Risk Modelling and Validation
Models are central to risk and pricing environments. We have experience of building, selecting and validating models in a wide variety of areas.
Our modelling expertise covers:
- Pricing (from vanilla to exotic products across all asset classes: e.g. rates, FX, credit and equity)
- Market and credit risk for derivatives and security positions (e.g. VaR, Potential Future Exposure, CVA)
- Basel: PD, LGD, EAD, regulatory capital under Internal Model Method. We have experience across most asset classes: retail, SME, corporate and financial institutions
- Economic capital
- Stress testing
Within these areas we provide a range of services, described below.
We can write customised pricing and risk models for general or for specific derivative instruments and structures. The models may produce theoretical values, first and second order greeks, VaR, potential future exposure, CVA, etc. Models can be written in C, C++, C# or VBA. Clients are provided not only with a working solution but also the code in the form of a buildable project, extensive documentation and a full test suite.
Model package selection
Many clients choose to buy an “off-the-shelf” package to solve their modelling requirements rather than building in-house. We have in-depth knowledge of model vendors. We do not believe there is a one-size fits all best package.

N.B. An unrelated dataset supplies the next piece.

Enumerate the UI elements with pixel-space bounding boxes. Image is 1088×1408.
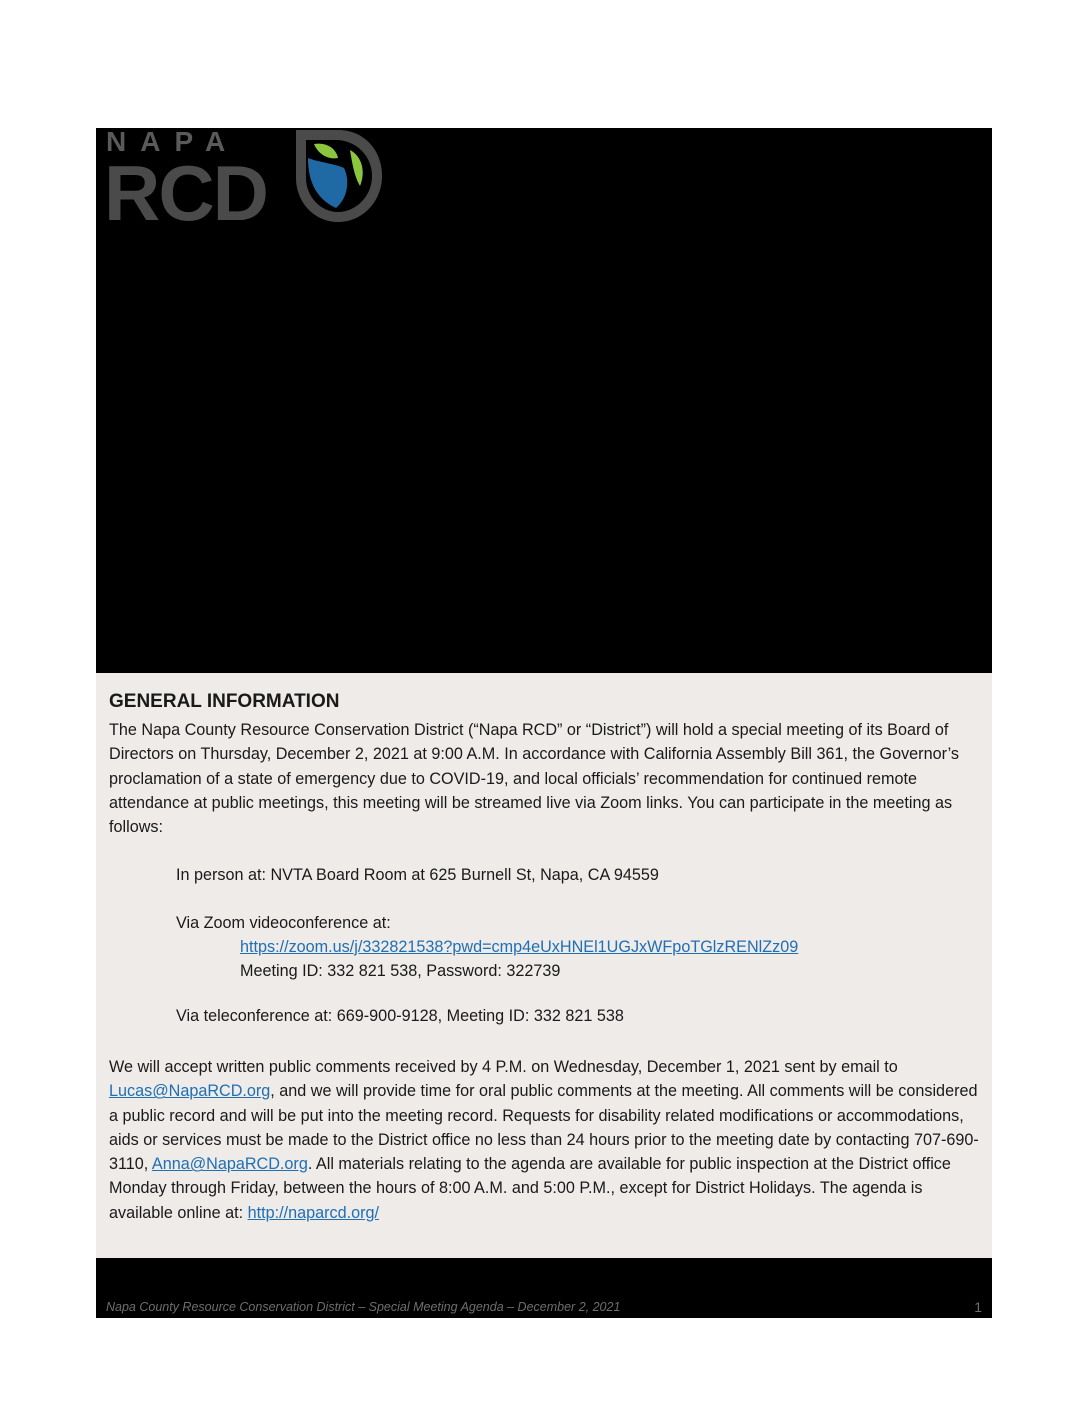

The most suitable package for a client depends on the products they wish to cover, the potential extensibility of both the models and their business, their sophistication level and how they will use the results of the models.
See our System Selection and Solution Definition services for our wider capabilities and approach in the area of system selection.

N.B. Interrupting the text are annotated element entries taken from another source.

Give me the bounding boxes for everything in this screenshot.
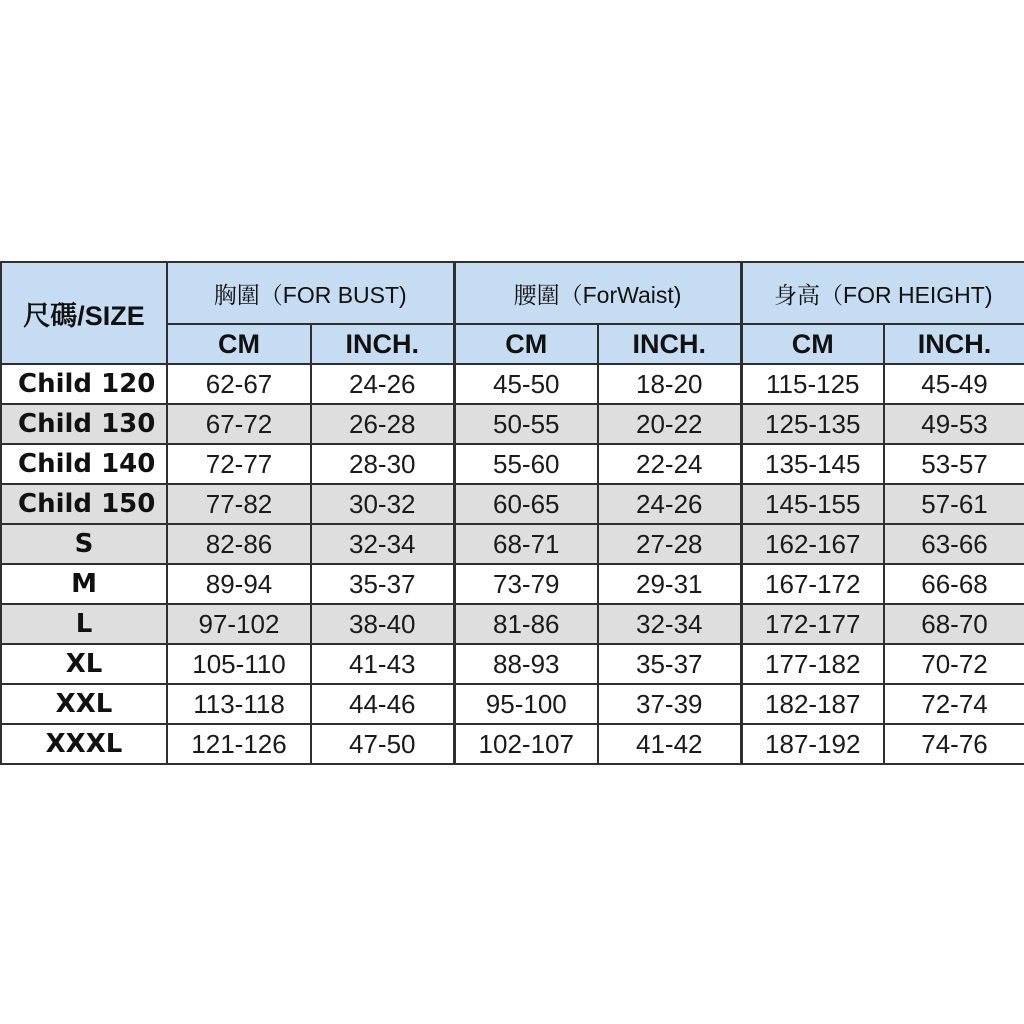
bust-cm-cell: 89-94 [167, 564, 311, 604]
table-row [1, 724, 1024, 764]
bust-cm-cell: 113-118 [167, 684, 311, 724]
table-row [1, 644, 1024, 684]
waist-cm-cell: 102-107 [454, 724, 598, 764]
height-cm-cell: 172-177 [741, 604, 884, 644]
table-row [1, 604, 1024, 644]
bust-inch-cell: 30-32 [311, 484, 454, 524]
table-row [1, 524, 1024, 564]
waist-inch-cell: 22-24 [598, 444, 741, 484]
size-label: XL [1, 644, 167, 684]
bust-inch-cell: 24-26 [311, 364, 454, 404]
waist-cm-cell: 73-79 [454, 564, 598, 604]
waist-inch-header: INCH. [598, 324, 741, 364]
table-header [1, 262, 1024, 364]
height-cm-cell: 182-187 [741, 684, 884, 724]
bust-inch-cell: 32-34 [311, 524, 454, 564]
bust-cm-cell: 82-86 [167, 524, 311, 564]
size-label: Child 120 [1, 364, 167, 404]
height-inch-cell: 45-49 [884, 364, 1024, 404]
bust-inch-header: INCH. [311, 324, 454, 364]
size-label: XXL [1, 684, 167, 724]
waist-group-header: 腰圍（ForWaist) [454, 262, 741, 324]
bust-inch-cell: 44-46 [311, 684, 454, 724]
table-row [1, 364, 1024, 404]
height-cm-cell: 162-167 [741, 524, 884, 564]
waist-cm-cell: 68-71 [454, 524, 598, 564]
height-cm-header: CM [741, 324, 884, 364]
bust-cm-cell: 121-126 [167, 724, 311, 764]
waist-inch-cell: 27-28 [598, 524, 741, 564]
size-label: S [1, 524, 167, 564]
bust-inch-cell: 41-43 [311, 644, 454, 684]
height-inch-cell: 72-74 [884, 684, 1024, 724]
height-inch-cell: 57-61 [884, 484, 1024, 524]
height-inch-cell: 66-68 [884, 564, 1024, 604]
bust-cm-cell: 105-110 [167, 644, 311, 684]
bust-inch-cell: 26-28 [311, 404, 454, 444]
height-cm-cell: 125-135 [741, 404, 884, 444]
bust-inch-cell: 28-30 [311, 444, 454, 484]
height-cm-cell: 167-172 [741, 564, 884, 604]
table-row [1, 404, 1024, 444]
waist-cm-cell: 50-55 [454, 404, 598, 444]
height-inch-cell: 53-57 [884, 444, 1024, 484]
bust-cm-header: CM [167, 324, 311, 364]
size-label: M [1, 564, 167, 604]
height-inch-cell: 70-72 [884, 644, 1024, 684]
height-inch-header: INCH. [884, 324, 1024, 364]
bust-cm-cell: 72-77 [167, 444, 311, 484]
size-label: Child 150 [1, 484, 167, 524]
table-row [1, 684, 1024, 724]
waist-cm-cell: 81-86 [454, 604, 598, 644]
size-label: Child 140 [1, 444, 167, 484]
bust-inch-cell: 47-50 [311, 724, 454, 764]
waist-cm-cell: 88-93 [454, 644, 598, 684]
height-inch-cell: 74-76 [884, 724, 1024, 764]
waist-cm-cell: 60-65 [454, 484, 598, 524]
height-cm-cell: 145-155 [741, 484, 884, 524]
waist-cm-cell: 95-100 [454, 684, 598, 724]
height-cm-cell: 177-182 [741, 644, 884, 684]
waist-cm-cell: 55-60 [454, 444, 598, 484]
size-label: L [1, 604, 167, 644]
height-inch-cell: 68-70 [884, 604, 1024, 644]
size-label: XXXL [1, 724, 167, 764]
bust-cm-cell: 62-67 [167, 364, 311, 404]
size-chart-table [0, 261, 1024, 765]
waist-inch-cell: 29-31 [598, 564, 741, 604]
height-inch-cell: 63-66 [884, 524, 1024, 564]
waist-inch-cell: 35-37 [598, 644, 741, 684]
height-cm-cell: 187-192 [741, 724, 884, 764]
group-header-row [1, 262, 1024, 324]
size-label: Child 130 [1, 404, 167, 444]
bust-inch-cell: 35-37 [311, 564, 454, 604]
bust-group-header: 胸圍（FOR BUST) [167, 262, 454, 324]
waist-cm-cell: 45-50 [454, 364, 598, 404]
size-column-header: 尺碼/SIZE [1, 262, 167, 364]
table-row [1, 484, 1024, 524]
table-body [1, 364, 1024, 764]
height-inch-cell: 49-53 [884, 404, 1024, 444]
height-cm-cell: 135-145 [741, 444, 884, 484]
bust-cm-cell: 97-102 [167, 604, 311, 644]
bust-inch-cell: 38-40 [311, 604, 454, 644]
waist-inch-cell: 24-26 [598, 484, 741, 524]
bust-cm-cell: 77-82 [167, 484, 311, 524]
waist-inch-cell: 20-22 [598, 404, 741, 444]
table-row [1, 444, 1024, 484]
waist-inch-cell: 41-42 [598, 724, 741, 764]
waist-inch-cell: 18-20 [598, 364, 741, 404]
waist-cm-header: CM [454, 324, 598, 364]
height-group-header: 身高（FOR HEIGHT) [741, 262, 1024, 324]
waist-inch-cell: 37-39 [598, 684, 741, 724]
height-cm-cell: 115-125 [741, 364, 884, 404]
waist-inch-cell: 32-34 [598, 604, 741, 644]
bust-cm-cell: 67-72 [167, 404, 311, 444]
table-row [1, 564, 1024, 604]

As derivatives get more complicated and the research of financial mathematics gets more complex, solutions to modelling requirements can also be extremely complicated. In all but the most simple cases, the days of turn-key modelling solutions are gone. Most model packages require an investment in time and expertise to get the best out of them.
Model choice best practice
As the boundaries of financial mathematics have been further expanded, different methods can now be used to model the same structure. Take, as an example, a simple barrier option. One could price this using (i) single-volatility Black-Scholes, (ii) two-volatility Black-Scholes, (iii) local volatility, (iv) Merton jump diffusion, (v) stochastic volatility etc. There is no such thing as the right model for a product. The most suitable model of a product depends on the clients’ business: why they are pricing the product, what risks are they are aiming to identify and capture, and how they might hedge the product. We can advise on best market practice in the context of their business – helping choose the models which will provide the correct blend of sophistication and efficiency.
As regulatory regimes regarding derivatives become more stringent, the validation of models being used by firms has become a key area for scrutiny. We can provide independent, thorough and fully-documented validation of models and the implementation of such models.
We have a rigorous methodology for the validation of models. Alternatively, we can adhere to clients’ own model validation policies and standards.
Clients may wish to engage us on an ongoing basis to act as their validation provider (as part of our Outsourced Risk Support Services offering), or on a one-off basis to validate specific models.